I’ve reached the goal of having a decent stable of books. Having series with good presentation (cover, blurb, sample) is important. Few people start selling out the gate with just one book, so I wrote some series. This is still ongoing. It was my aim this year to spend more time selling my books and less time writing new books.
But where to start?
You poke around on the Kindleboards a bit, buy a few ads, butt your head against Bookbub, and eventually get accepted by them, a few times even. Each successful ad makes your sales spike, in case of Bookbub for 6 to 12 weeks even. But eventually you slide back, and you feel you haven’t made much progress.
And then you come across a post like this
OK, so you try the Facebook advertising thing. This is a good guide for how not to completely blow your money. Watch those videos. Seriously.
These posts are written by authors who have been insanely successful at what they did. Is their method going to work for you? Maybe. Could you try something a little bit different and make that work for you? Absolutely. You should be doing just that.
Because when you take away the specific advice about where and how they reached their mega sales (like exactly which tools they used) their advice looks like this:
1. Write every day. Publish.
2. Do an promotional activity every day. It better to advertise low-level every day than to run big ads with lots of days of nothing in between.
3. Give away as many books as you can for free to get people to read subsequent books, until you don’t need this tactic anymore. Advertise the hell out of your freebies.
4. Get a mailing list. Use it.
OK, so what’s up with the title? Why is the author the biggest impediment to selling books?
Because authors get hung up on things, often “helped” by an enthusiastic band of author friends.
Despite the two links I gave above, getting sales rolling is not a formulaic process. It will be different for everyone, and therefore you should be willing to change *everything* about your process.
The author likes a cover and therefore isn’t changing it. Friends may be saying “but I like that cover!” and they’re not being friends at all. They’re an impediment to the author trying out another cover (or another blurb, or another category).
The same applies to marketing.

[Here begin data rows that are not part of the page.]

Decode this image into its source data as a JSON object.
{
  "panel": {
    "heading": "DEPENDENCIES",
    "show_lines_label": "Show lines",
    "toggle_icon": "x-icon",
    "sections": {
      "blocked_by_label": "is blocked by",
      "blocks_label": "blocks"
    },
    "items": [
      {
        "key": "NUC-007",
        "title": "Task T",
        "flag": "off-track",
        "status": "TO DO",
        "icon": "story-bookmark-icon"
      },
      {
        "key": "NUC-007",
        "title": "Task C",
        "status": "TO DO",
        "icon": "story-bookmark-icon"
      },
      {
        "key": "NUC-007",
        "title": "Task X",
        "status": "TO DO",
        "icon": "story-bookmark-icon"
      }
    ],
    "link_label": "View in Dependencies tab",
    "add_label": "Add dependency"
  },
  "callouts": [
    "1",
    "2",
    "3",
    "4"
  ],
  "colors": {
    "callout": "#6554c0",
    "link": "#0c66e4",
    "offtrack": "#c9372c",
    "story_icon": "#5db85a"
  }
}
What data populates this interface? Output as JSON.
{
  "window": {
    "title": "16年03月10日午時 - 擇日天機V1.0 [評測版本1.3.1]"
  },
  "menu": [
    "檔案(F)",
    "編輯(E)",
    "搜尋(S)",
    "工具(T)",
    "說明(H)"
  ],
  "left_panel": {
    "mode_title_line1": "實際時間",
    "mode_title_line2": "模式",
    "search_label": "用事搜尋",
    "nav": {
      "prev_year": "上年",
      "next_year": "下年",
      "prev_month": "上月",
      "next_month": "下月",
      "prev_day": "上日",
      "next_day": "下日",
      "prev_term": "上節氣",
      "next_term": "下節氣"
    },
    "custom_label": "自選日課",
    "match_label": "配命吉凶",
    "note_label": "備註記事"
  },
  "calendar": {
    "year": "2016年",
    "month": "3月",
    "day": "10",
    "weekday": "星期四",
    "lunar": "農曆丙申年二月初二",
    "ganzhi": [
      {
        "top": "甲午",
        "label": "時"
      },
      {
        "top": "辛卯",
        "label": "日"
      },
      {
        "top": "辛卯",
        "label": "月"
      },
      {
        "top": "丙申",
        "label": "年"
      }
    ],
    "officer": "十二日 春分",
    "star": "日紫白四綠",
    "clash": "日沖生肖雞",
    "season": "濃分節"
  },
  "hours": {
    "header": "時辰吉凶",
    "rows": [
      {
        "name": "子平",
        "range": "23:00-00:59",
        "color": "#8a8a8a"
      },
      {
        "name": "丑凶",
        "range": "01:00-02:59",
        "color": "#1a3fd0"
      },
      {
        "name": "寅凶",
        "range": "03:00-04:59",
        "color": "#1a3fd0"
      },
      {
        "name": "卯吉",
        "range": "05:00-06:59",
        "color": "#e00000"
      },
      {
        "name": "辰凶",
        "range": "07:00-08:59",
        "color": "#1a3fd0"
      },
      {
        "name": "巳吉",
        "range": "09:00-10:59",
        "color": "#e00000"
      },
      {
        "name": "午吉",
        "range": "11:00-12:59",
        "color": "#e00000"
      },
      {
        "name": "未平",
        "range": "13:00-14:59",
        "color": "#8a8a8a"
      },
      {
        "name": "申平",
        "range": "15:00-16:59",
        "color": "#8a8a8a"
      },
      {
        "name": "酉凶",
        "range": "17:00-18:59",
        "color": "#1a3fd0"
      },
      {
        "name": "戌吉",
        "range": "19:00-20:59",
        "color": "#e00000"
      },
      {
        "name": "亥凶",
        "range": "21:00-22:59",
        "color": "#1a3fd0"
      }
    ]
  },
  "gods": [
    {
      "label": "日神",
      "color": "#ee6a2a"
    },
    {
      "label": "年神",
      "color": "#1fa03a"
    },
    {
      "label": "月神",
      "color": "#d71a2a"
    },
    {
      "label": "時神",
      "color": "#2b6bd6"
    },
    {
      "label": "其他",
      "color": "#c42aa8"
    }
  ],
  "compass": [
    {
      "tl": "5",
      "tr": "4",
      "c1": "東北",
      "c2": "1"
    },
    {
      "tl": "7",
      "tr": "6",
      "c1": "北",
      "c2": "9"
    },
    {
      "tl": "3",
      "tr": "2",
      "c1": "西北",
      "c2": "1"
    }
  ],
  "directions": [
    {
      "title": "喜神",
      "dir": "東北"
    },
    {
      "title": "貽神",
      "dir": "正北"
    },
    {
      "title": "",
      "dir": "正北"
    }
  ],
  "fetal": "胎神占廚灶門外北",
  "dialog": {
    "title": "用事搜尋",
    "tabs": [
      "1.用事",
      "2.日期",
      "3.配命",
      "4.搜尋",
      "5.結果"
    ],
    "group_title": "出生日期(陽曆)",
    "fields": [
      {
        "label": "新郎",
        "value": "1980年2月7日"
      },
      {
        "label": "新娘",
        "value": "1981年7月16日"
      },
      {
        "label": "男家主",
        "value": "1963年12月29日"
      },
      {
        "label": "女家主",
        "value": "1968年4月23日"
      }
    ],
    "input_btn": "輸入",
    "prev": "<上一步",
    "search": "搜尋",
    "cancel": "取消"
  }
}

Marketing is not, ever, about individual preferences. How often do people tell you “But I hate XYZ marketing technique!” And heck, the author might even hate it themselves. The authors then lets his or her actions be coloured by those opinions.
How often have people told you:
– I fucking hate popups and close down sites that have them (yah, there isn’t going to be much of the internet left for these peeps, but what the hey)
– I never subscribe to mailing lists
– I would only send mailings for one new release per year
And yada yada yada.
So, in trying to be a good friend, you try to be as sanctimoniously least-offensive as you possibly can. Because you can’t annoy your friends, right?
Wrong.
Thing is: you’re not marketing to your friends. They will be your friends regardless of whether or not they buy your books. If they want to, they know where to find your books and they know when they’re out, because you never shut up about writing.
So forget about the things they tell you about whatever they hate in marketing. While you’re at it, toss your own opinions as well. Like, clear the slate. Stand up and say: I’m going to try everything at least once to see if I can get it to work.
So try stuff. Give it a good spin (like a few months). Doesn’t work? Then go back to the drawing board and try something else. Get your suggestions for which things to try from people who are where you want to be, sales-wise. Forget about how *you* would, or wouldn’t, like to be marketed at. IT’S NOT ABOUT YOU! It’s about a percentage of highly consumer-oriented people who may make a difference. You’re very unlikely to be part of that percentage. That’s OK. You are not in your target group. That’s OK. Marketing is not about you.